The film, set in the 1960s, is based on a slice of the life of New Zealander Burt Munro, who (according to NetFlix’s jacket) “set records with his customized Indian Scout motorcycle at the Bonneville Salt Flats in Utah. But perhaps more amazing than his jaw-dropping land speed of 183.586 mph was the fact that he was a 67-year-old grandfather.” The film takes liberties with Munro’s life, but (according to wikipedia and fan sites out there) expertly captures his eccentric, charming, tenacious (and apparently womanizing) personality.
Except in the film’s opening scene of shelves crowded with engine parts labeled “OFFERINGS TO THE GOD OF SPEED,” literal God-talk is virtually absent from the film—but this film has faith written all over it. Hollywood Jesus’ Darrel Manson sums up this aspect of the film well:
Burt has given his life over completely to the god of speed. He is not just a mechanic tinkering with the engine. He makes all his own parts in rather unorthodox ways. He has turned his life over to this machine as he molds it into what will give him that ultimate speed.While faith in this film isn’t set on God, it nonetheless brilliantly displays the results of what happens when we—with all we are—step out on what we believe. It reminded me of the radical and abandoned obstacles-become-opportunities kind of faith we are called to as Christians. If Christians committed to Jesus the way Burt committed to speed, that light-on-a-hill that Jesus says he shines through us would be utterly blinding.

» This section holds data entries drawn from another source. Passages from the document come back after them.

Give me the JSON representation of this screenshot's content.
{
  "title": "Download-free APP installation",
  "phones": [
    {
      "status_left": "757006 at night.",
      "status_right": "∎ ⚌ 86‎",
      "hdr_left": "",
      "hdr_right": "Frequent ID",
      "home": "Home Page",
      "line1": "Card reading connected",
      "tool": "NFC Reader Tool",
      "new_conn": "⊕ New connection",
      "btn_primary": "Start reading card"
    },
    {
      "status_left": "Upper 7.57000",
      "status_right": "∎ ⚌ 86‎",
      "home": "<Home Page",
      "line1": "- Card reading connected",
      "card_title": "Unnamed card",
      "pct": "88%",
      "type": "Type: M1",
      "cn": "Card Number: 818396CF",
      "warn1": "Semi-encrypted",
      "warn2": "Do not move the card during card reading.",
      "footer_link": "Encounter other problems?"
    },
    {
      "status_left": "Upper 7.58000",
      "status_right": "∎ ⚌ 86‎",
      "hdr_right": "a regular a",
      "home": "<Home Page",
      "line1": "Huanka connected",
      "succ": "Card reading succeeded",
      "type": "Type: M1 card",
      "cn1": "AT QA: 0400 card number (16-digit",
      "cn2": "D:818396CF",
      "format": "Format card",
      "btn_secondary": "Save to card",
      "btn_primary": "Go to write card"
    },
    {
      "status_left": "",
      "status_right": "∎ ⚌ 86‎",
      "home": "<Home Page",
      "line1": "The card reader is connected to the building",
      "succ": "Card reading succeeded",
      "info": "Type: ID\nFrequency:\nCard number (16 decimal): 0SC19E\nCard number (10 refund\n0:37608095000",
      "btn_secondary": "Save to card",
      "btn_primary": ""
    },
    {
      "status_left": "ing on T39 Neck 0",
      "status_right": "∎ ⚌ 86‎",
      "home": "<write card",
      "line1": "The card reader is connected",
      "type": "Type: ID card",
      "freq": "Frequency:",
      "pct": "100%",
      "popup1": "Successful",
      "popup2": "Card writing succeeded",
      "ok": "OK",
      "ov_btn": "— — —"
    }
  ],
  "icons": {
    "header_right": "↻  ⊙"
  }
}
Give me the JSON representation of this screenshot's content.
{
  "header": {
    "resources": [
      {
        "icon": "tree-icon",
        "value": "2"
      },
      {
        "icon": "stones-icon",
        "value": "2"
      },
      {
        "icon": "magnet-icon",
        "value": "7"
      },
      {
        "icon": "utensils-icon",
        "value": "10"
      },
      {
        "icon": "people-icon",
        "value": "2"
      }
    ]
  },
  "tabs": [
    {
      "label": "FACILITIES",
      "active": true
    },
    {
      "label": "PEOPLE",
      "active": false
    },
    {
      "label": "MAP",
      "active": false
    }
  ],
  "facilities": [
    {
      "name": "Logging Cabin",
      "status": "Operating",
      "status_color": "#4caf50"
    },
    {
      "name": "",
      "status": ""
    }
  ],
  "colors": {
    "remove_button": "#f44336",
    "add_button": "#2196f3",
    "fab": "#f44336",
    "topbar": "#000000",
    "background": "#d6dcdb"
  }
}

Burt is something of a holy fool – one who, in the pursuit of their god, acts in ways that seem strange and foolish. In many ways, he is an innocent. He has no guile. What you see is what you get and what he sees is what he accepts. . . . Burt . . . is a true believer – in speed, and in himself. And his faith is well founded.
The film also reminded me (in a Plato-shadow-on-the-cave-wall kind of way) of Chariot’s of Fire and Eric Liddell’s description of why he runs: “I believe God made me for a purpose, but he also made me fast. And when I run I feel His pleasure.” A similar (albeit more earthly) feeling seems to follow in Burt’s wake. He exhibits an uncanny ability to intuit machines. From his old motorcycle to the sputtering cars of a used-car salesman (wonderfully played by Paul Rodriguez), Burt makes them hum and race and do all they were created to do (and more)—and that brings delight, awe and joy not only to Burt but to everyone around him. As he’s faithful in using his gift, a greater gratification than just his own is born and swells. That, I think, may be the nature of gifts. They’re God-given. When they’re used, how can the help but bring joy?
Finally, another aspect of the film that resonated with me was the rippling effect of Burt’s faith in a world where people support rather than discourage each other. In the film, jaded folks on the fringes of society—a brash biker youth, a hotel clerk, Rodriguez’s used-car salesman, sailors he cooks for—are softly changed when they encounter Burt. Then there’s the racing folks gathered at Bonneville, who don’t even know how blinded they are by rules and regulations until little encounters with Burt break them free bit by bit—and they witness pure speed beauty as a result. (Heh, it reminds me a bit of how encounters with grace can break down our bent towards law, leaving us in the midst of sheer glory.)
Bottom line, the film illustrates the power of faith and the power to change your own corner of the world. In real life, this is multiplied over hundred-fold when our faith is in God—when we embrace and trust him, live in and allow him to live through us, when we are authentic with our failures and our dreams and our longings under his love. The kingdom just explodes and lives change in radical and eternal ways.